Demystifying the Nursing Home Quality Reporting Program (QRP)

The Nursing Home Quality Reporting Program (QRP) is often talked about in compliance meetings and survey prep sessions, yet it remains one of the most misunderstood CMS programs. Many facilities don’t realize that QRP is not about scoring high-it’s about reporting correctly and completely.
And the stakes are real: failure to meet QRP requirements results in an automatic 2% reduction to your Medicare Part A Annual Payment Update (APU).

Let’s break down what QRP is, why CMS cares so much about it, and most importantly, what nursing homes can do today to protect their Medicare revenue.

What Is the Nursing Home QRP?

The Nursing Home Quality Reporting Program was established by CMS under the Improving Medicare Post-Acute Care Transformation (IMPACT) Act. Its purpose is to ensure standardized, resident-level quality data is collected across post-acute care settings. In plain language:

Physical changes:

• QRP requires nursing homes to submit specific MDS data

• The focus is on accuracy and completeness, not performance

• Compliance determines whether a facility receives its full Medicare APU

If a facility does not meet CMS’s QRP reporting requirements, CMS applies a 2% reduction to the Medicare Part A rate update for the applicable fiscal year.

This penalty is applied across all Medicare Part A claims—not just a single resident or short time period.

QRP vs. Value-Based Purchasing: A Common Point of Confusion

A critical clarification:

• QRP = Did you report the required data correctly and on time?

• VBP = How did you perform compared to other facilities?

A facility can have:

• Excellent clinical outcomes

• Strong survey results

• Solid Five-Star ratings

…and still receive the 2% QRP penalty if reporting requirements are missed.

What Data Does CMS Require Under QRP?

CMS uses the Minimum Data Set (MDS) as the primary mechanism for QRP data collection.
Key quality measures include:

• Change in functional status

• Skin integrity and pressure ulcers

• Falls with major injury

• Use of antipsychotic medications

• Discharge function and mobility

The most important operational takeaway: If it isn’t coded correctly on the MDS, CMS considers it not reported.

How CMS Determines QRP Compliance

CMS evaluates QRP compliance based on:

Submission threshold (generally 90% or higher)

Timely transmission of required MDS assessments

Valid data (not dash-filled or incomplete where prohibited)

CMS publishes QRP compliance status annually through:

• CASPER reports

• Provider Preview Reports

• Certification and Survey Provider Enhanced Reports (CASPER)

Facilities that fail to meet requirements are notified-but by then, the penalty is already locked in.

The Financial Impact of the 2% Medicare Reduction
A 2% reduction may sound small, but the math tells a different story.

For a nursing home with $2 million in annual Medicare Part A revenue a 2% reduction equals several thousand dollars lost in a year – and because Medicare rates compound annually, the long-term impact can be significantly higher.

What Nursing Homes Can Do Today to Prevent the QRP Penalty

The good news?
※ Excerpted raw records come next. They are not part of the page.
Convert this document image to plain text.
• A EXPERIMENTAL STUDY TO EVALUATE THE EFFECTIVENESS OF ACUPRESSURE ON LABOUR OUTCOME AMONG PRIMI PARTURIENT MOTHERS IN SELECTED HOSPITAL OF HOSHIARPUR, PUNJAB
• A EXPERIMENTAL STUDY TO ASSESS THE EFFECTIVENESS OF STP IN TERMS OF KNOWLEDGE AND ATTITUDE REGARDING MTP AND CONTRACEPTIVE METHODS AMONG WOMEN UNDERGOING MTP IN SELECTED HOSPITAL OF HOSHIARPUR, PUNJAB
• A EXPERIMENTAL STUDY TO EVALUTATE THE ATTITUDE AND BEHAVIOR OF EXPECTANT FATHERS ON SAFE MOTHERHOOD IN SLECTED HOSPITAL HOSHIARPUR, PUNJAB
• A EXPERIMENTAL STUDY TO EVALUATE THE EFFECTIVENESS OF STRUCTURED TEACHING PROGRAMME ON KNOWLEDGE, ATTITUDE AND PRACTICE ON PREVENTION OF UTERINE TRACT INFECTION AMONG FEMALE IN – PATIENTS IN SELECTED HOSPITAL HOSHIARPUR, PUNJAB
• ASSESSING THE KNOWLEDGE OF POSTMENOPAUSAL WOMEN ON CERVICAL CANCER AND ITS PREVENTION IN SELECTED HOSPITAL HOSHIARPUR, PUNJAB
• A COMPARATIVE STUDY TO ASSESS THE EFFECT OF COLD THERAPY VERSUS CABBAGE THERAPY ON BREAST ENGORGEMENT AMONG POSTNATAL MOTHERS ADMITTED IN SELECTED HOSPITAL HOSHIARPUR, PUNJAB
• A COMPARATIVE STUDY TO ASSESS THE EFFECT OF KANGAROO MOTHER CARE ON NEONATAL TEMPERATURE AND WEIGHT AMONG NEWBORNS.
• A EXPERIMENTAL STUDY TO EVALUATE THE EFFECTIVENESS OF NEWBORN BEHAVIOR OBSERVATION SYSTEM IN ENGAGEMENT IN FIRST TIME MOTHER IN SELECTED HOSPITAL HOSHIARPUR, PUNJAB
QRP penalties are 100% preventable.

1. Treat QRP as a Revenue Protection Program

QRP is not just a compliance exercise—it is a Medicare reimbursement safeguard. Assign clear accountability to someone who understands both MDS coding and Medicare financial risk.


2. Monitor CASPER QRP Reports Monthly

Do not wait for the annual Provider Preview Report. Facilities should:

• Run QRP-related CASPER reports monthly

• Confirm submission thresholds are being met

• Identify missing or rejected assessments early


3. Strengthen MDS Coding Accuracy

Common QRP failures stem from:

• Incomplete Section GG coding

• Dash-filled required items

• Missed assessment windows

Regular MDS audits—especially focused on QRP elements—are essential.


4. Educate the Interdisciplinary Team

QRP data does not come from one person. Nursing, therapy, and clinical leaders must understand:

• Why their documentation matters

• How it flows into the MDS

• How errors can translate into lost Medicare revenue


5. Verify Data Before It’s Too Late

Once CMS’s submission deadline passes, corrections are limited or impossible.

Best practice:

• Internal deadlines that precede CMS deadlines

• Final QRP checks before quarter close

Final Thoughts

CMS designed the Nursing Home QRP to promote transparency and standardized quality data—not to be punitive. Yet every year, nursing homes lose millions in Medicare revenue due to preventable reporting gaps.


The takeaway is simple:

• QRP is about reporting, not performance

• The 2% Medicare reduction is avoidable

• Proactive monitoring and MDS accuracy protect revenue

For nursing homes willing to operationalize QRP instead of reacting to it, the program becomes far less mysterious—and far less costly.

CMS is the authoritative source for QRP requirements, technical guidance, and compliance determination. Facilities should routinely review CMS QRP manuals, MLN articles, and CASPER resources to stay current.